Chapter five considers the question of whether option pricing models can realistically be applied to real world capital investment and budgeting decisions. This is not the perfunctory option modelling chapter that seems to be part of any finance text these days. In working through the question of whether option models are really useful, emphasis is placed on practical issues involving the lack of the ability to hedge, mean reversion in cash flow, undefined exercise prices and required management action. These factors create a large gap between plugging in option pricing formulas and applying option theory in a practical manner to measure the value of real investments. The practical issues are illustrated using real options to delay development of an investment, cancel construction of a plant, cease operation, mothball and retire a plant by using different volatility, mean reversion, price boundary and correlation parameters. Monte Carlo analysis that accounts for the mean reversion and the specific operation of plants are compared to option models such as the Black-Scholes equation. At the end of the chapter, option concepts are applied to measurement of the value associated with a company being the “provider of last resort” where long-term capacity contracts exist along side customer options to switch suppliers when market prices fall.

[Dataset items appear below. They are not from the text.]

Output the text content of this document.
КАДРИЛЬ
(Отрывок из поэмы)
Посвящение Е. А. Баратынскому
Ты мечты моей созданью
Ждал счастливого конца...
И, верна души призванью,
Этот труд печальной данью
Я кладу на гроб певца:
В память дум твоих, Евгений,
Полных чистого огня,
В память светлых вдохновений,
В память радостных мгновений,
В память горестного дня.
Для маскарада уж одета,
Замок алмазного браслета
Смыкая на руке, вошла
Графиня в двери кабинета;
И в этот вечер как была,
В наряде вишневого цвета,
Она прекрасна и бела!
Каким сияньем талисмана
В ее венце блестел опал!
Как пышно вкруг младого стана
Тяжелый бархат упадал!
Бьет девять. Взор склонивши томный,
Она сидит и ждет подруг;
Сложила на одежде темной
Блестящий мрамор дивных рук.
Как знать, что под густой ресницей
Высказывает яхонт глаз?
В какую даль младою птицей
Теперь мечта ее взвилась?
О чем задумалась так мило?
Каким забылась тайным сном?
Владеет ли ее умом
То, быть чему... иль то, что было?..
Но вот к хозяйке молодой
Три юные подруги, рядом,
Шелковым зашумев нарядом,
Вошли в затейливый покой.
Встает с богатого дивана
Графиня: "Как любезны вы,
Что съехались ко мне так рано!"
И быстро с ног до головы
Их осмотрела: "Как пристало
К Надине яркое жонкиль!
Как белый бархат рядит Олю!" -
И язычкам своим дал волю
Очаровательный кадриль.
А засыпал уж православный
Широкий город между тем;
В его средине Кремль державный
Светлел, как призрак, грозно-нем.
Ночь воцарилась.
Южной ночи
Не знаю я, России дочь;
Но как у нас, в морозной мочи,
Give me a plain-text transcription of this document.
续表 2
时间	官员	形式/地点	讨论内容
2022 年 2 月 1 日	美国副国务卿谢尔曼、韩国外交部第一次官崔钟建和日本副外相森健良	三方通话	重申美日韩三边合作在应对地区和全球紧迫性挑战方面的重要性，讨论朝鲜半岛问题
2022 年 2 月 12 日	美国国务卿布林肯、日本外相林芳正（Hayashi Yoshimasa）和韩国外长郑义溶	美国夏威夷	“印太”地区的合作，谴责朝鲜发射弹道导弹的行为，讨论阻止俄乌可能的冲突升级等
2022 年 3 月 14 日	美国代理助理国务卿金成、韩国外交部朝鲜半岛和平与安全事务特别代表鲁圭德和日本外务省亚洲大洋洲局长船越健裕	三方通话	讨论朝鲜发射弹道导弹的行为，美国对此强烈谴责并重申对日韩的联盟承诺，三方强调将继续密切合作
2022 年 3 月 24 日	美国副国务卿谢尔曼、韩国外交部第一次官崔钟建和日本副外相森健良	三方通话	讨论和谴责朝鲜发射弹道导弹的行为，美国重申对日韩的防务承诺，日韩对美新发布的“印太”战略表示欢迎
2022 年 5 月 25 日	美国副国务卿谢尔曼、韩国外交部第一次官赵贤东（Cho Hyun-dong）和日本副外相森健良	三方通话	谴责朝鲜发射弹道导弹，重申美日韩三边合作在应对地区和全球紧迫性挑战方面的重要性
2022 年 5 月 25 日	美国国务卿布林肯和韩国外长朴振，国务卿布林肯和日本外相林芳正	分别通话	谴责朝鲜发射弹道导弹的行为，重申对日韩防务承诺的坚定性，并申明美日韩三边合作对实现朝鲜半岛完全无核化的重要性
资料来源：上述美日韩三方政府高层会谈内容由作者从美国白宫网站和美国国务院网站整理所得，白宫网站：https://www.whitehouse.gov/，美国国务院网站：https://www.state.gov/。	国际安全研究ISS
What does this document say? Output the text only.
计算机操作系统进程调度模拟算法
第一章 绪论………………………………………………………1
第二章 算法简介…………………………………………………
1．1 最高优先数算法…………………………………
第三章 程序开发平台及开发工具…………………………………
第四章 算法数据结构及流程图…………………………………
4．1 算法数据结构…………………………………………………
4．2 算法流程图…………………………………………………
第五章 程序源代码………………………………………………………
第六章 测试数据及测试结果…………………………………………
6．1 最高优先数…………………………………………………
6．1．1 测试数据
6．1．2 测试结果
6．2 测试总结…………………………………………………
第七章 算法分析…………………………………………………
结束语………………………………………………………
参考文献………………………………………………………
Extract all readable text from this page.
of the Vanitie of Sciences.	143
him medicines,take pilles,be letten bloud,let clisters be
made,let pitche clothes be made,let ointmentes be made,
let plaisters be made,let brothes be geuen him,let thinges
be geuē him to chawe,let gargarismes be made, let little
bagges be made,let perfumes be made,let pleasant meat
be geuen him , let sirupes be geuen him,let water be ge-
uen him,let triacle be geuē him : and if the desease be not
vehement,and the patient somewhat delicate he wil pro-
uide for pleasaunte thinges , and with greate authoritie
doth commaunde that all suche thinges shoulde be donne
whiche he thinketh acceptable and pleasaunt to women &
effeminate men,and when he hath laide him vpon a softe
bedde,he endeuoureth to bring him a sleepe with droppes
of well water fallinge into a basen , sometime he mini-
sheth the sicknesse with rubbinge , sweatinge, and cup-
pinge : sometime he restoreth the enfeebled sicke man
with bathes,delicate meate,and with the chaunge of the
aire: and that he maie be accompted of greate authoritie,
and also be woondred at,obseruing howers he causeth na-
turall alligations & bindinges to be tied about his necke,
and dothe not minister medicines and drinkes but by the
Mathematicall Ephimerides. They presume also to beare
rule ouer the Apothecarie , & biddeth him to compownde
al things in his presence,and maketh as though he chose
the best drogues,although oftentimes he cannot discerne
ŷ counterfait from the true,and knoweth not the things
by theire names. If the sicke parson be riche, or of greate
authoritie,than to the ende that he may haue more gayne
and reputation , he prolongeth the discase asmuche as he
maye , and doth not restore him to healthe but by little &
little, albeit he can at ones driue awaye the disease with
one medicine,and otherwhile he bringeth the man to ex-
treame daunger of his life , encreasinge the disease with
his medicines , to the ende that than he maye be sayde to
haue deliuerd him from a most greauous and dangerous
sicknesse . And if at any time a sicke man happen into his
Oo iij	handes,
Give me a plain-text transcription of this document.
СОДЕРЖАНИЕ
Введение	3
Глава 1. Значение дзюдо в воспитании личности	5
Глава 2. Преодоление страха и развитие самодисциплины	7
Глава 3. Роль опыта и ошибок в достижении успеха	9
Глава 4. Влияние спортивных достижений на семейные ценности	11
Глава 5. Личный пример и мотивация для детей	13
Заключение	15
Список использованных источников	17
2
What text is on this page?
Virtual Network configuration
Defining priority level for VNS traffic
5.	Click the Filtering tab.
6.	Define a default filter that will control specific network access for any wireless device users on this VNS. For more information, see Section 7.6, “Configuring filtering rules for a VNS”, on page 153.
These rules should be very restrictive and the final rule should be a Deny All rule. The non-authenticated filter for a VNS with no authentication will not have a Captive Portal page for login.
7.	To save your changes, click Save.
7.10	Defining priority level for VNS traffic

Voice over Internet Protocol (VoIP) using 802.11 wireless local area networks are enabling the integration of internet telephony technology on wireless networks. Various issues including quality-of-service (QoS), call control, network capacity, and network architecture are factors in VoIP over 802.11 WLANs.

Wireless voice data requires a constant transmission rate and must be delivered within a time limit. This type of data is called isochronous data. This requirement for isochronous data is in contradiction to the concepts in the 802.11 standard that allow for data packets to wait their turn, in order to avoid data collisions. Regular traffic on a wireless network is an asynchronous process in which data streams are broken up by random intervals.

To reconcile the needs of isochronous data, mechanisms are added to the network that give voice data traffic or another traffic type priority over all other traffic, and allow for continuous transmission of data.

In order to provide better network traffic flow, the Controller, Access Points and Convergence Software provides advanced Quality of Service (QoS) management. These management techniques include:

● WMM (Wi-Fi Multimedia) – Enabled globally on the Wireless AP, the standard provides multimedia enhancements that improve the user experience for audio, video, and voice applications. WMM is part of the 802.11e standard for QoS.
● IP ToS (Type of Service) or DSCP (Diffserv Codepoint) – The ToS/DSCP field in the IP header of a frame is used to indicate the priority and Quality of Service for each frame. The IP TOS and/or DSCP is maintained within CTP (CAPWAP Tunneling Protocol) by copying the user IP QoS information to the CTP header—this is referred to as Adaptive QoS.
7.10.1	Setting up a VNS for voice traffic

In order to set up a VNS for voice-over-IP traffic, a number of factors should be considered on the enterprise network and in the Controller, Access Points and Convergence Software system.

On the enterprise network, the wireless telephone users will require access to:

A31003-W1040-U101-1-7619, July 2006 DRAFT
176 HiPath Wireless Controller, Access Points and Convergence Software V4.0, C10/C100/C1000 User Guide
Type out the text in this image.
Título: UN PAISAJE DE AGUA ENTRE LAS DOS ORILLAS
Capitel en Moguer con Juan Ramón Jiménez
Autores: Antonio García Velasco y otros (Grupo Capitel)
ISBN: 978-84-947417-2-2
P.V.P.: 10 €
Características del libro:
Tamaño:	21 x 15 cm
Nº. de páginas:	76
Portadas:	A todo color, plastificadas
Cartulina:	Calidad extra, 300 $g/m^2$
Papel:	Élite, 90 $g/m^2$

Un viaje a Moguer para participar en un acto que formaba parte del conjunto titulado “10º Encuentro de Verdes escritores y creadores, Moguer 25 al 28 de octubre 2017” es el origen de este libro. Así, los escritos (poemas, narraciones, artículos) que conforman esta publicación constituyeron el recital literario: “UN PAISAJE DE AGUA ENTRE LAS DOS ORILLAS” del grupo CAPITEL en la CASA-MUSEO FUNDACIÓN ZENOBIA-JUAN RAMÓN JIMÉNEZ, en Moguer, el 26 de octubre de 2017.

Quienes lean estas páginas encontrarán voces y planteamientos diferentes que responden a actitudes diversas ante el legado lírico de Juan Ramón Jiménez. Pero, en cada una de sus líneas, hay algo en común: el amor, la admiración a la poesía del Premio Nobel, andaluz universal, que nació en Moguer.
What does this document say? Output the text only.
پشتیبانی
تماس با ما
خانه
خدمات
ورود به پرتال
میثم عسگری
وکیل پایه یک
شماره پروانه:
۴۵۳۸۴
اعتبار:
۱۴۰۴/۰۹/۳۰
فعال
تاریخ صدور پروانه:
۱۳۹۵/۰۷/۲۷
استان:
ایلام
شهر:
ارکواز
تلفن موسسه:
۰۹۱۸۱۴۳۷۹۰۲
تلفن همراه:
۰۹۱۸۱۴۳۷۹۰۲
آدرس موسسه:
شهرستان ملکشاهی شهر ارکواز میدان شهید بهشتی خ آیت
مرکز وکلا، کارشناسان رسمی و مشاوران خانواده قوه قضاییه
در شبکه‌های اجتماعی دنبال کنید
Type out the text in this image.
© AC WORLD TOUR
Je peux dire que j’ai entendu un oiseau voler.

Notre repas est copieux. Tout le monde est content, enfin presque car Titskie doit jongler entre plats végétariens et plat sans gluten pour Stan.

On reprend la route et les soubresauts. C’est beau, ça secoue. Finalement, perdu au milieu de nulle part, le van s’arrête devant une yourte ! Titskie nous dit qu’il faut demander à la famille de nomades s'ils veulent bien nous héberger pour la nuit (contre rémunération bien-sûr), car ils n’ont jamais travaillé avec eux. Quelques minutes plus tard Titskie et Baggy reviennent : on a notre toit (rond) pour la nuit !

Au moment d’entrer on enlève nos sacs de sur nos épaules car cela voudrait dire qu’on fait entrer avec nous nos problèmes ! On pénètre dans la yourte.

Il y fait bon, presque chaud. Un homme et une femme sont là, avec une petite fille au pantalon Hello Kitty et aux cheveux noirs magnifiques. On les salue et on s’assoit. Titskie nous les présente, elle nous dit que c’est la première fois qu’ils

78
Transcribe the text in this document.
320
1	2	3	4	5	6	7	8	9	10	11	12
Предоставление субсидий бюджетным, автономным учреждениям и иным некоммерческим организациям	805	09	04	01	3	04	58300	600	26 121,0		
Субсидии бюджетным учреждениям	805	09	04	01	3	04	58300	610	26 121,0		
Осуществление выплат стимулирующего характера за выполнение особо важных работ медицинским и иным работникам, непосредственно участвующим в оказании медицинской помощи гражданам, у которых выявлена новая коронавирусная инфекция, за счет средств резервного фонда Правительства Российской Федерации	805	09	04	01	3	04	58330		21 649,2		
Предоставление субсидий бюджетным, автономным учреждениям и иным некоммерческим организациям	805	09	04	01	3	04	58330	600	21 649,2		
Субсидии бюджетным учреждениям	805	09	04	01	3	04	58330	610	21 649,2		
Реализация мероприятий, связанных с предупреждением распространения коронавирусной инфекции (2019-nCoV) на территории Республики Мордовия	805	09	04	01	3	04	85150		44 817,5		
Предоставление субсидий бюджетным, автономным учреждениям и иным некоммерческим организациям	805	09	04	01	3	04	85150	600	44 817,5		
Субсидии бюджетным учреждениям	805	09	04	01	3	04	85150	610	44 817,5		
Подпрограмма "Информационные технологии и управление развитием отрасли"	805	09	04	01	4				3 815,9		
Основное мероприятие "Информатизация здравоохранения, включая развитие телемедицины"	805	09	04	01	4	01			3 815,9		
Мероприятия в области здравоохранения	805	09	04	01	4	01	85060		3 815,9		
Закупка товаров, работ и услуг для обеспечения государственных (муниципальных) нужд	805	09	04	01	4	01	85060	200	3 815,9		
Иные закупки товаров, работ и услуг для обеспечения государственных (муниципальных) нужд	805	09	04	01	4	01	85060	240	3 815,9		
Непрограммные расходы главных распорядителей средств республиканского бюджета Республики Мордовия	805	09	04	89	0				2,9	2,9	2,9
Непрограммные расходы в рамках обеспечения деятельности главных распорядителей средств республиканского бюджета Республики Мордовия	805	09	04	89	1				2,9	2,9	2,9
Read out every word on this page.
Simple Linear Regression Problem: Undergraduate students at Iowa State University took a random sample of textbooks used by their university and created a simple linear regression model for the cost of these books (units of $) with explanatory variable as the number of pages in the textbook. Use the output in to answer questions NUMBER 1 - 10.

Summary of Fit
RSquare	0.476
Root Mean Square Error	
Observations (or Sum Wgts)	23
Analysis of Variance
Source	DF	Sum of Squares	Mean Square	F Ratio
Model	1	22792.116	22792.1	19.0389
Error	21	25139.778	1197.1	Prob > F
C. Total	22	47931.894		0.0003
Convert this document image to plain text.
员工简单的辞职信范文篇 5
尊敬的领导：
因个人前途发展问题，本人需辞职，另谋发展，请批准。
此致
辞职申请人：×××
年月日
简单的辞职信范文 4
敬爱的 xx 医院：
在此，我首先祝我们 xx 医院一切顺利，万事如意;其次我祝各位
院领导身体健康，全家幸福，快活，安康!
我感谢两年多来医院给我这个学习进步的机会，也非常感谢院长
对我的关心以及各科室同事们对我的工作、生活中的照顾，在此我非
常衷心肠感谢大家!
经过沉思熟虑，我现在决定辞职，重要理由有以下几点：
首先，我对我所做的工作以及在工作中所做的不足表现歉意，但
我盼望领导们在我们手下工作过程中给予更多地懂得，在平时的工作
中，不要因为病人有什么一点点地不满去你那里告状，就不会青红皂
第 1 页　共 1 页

Chapter 6 – Multiples, Terminal Value and DCF Complexities

 

Chapter six describes practical [[#|application]] of valuation analysis using multiples such as the price to earnings (P/E) ratio and the enterprise value to the EBITDA (EV/EBITDA) ratio as well as detailed issues associated with the discounted cash flow model. This chapter is not like a typical textbook treatment of discounted cash flow analysis that describes how to compute free cash flow and then add the terminal value and discount the cash flow at the WACC. Instead, the chapter explains theoretical and simple mathematical flaws in the way simple weighting of debt and equity is computed in the WACC; it describes flaws in how betas are un-levered and then re-levered and it explains why the cost of equity does not necessarily increase for highly leveraged companies due to call option characteristics of equity capital. The chapter explains how to establish drivers that explain why a P/E ratio, an EV/EBITDA ratio or a market to book ratio should be at a given level. Finally the chapter bridges the very wide gap between theory and practice in applying the discounted cash flow model. Real world problems addressed include determining stable relationships between depreciation and capital expenditures, treatment of deferred taxes and long-run estimates of changes in deferred taxes, consistency between working capital changes and growth rates, use of multiples in computing terminal values and other issues.

Chapter 7 – Development of Long-term and Short-term Price Forecasts in Valuation Analysis

Whether it be through government support, contracts developed by lawyers who charge thousands of dollars per hour, through advertising that creates addictions to products, the assumption that prices can remain above the cost of production for an industry is a dangerous way to make long-term projections. Part 7 explains how to evaluate supply curves and the cost of production in an objective manner. The discussion begins with explanation of how companies desire to explain how they have unique advantages that enable them to maintain prices above the cost of production and earn returns higher than their cost of captial. Examples where earned returns are very high including the cable industry are described.